Les marchés passés par une personne morale de droit public sont des contrats administratifs y compris quand le prestataire est un SPIC

Paru dans le N°304 - 22 octobre 2020
Commande publique

La commune de Belvezet, liée à la société Orange par un contrat de services de télécommunications, s’est trouvée, du fait d’un sinistre sur une route départementale, privée de communications téléphoniques et internet.
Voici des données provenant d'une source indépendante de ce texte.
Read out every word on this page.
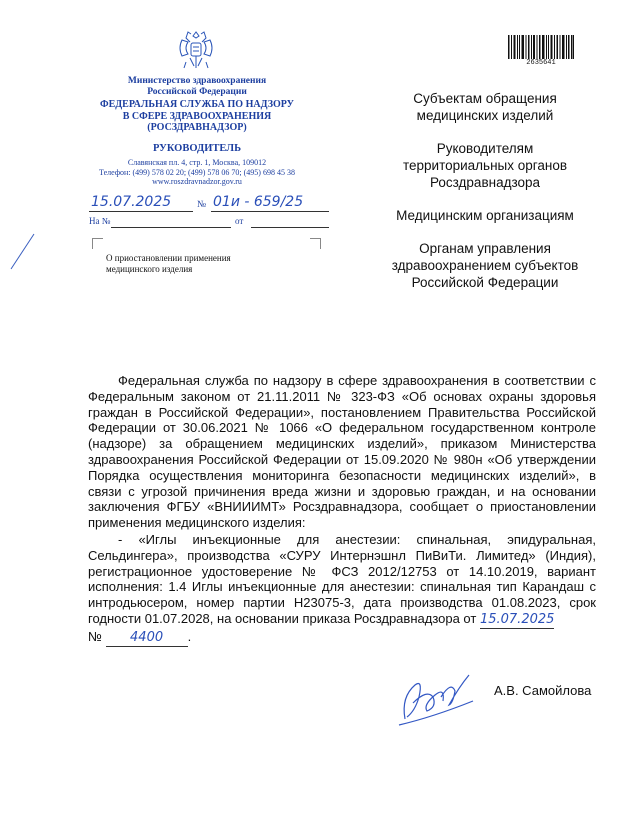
Министерство здравоохранения
Российской Федерации
ФЕДЕРАЛЬНАЯ СЛУЖБА ПО НАДЗОРУ
В СФЕРЕ ЗДРАВООХРАНЕНИЯ
(РОСЗДРАВНАДЗОР)
РУКОВОДИТЕЛЬ
Славянская пл. 4, стр. 1, Москва, 109012
Телефон: (499) 578 02 20; (499) 578 06 70; (495) 698 45 38
www.roszdravnadzor.gov.ru
15.07.2025	№ 01и - 659/25
На №	от
О приостановлении применения
медицинского изделия
2635641
Субъектам обращения медицинских изделий
Руководителям территориальных органов Росздравнадзора
Медицинским организациям
Органам управления здравоохранением субъектов Российской Федерации

Федеральная служба по надзору в сфере здравоохранения в соответствии с Федеральным законом от 21.11.2011 № 323-ФЗ «Об основах охраны здоровья граждан в Российской Федерации», постановлением Правительства Российской Федерации от 30.06.2021 № 1066 «О федеральном государственном контроле (надзоре) за обращением медицинских изделий», приказом Министерства здравоохранения Российской Федерации от 15.09.2020 № 980н «Об утверждении Порядка осуществления мониторинга безопасности медицинских изделий», в связи с угрозой причинения вреда жизни и здоровью граждан, и на основании заключения ФГБУ «ВНИИИМТ» Росздравнадзора, сообщает о приостановлении применения медицинского изделия:

- «Иглы инъекционные для анестезии: спинальная, эпидуральная, Сельдингера», производства «СУРУ Интернэшнл ПиВиТи. Лимитед» (Индия), регистрационное удостоверение № ФСЗ 2012/12753 от 14.10.2019, вариант исполнения: 1.4 Иглы инъекционные для анестезии: спинальная тип Карандаш с интродьюсером, номер партии H23075-3, дата производства 01.08.2023, срок годности 01.07.2028, на основании приказа Росздравнадзора от 15.07.2025

№ 4400 .

А.В. Самойлова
Après plusieurs jours d’indisponibilité de ces services, elle a saisi le juge des référés d’une demande conservatoire visant à enjoindre Orange à rétablir sans délai le service et obtenu une décision en ce sens, assortie d’astreintes.

Orange s’est pourvue contre cette ordonnance, en invoquant le fait que l’engagement des travaux requéraient l’autorisation préalable de l’autorité gestionnaire de la voirie départementale et que, cette dernière obtenue, les travaux de rétablissement avaient bien été réalisés. Elle contestait aussi la compétence de la juridiction administrative pour connaître du litige sur le fondement de la vieille jurisprudence du bac d’Eloka, arguant qu’elle était gestionnaire d’un service public industriel et commercial (SPIC) et que la commune devait être considérée comme n’importe lequel de ses clients.

Dans une décision rendue le 25 septembre 2020(1), le Conseil d’Etat, s'il a prononcé un non lieu, a saisi l’occasion pour préciser que, depuis 1921 et le fameux arrêt bac d’Eloka, le cadre juridique encadrant les contrats conclus entre des gestionnaires de SPIC et certains de leurs clients avait sensiblement évolué.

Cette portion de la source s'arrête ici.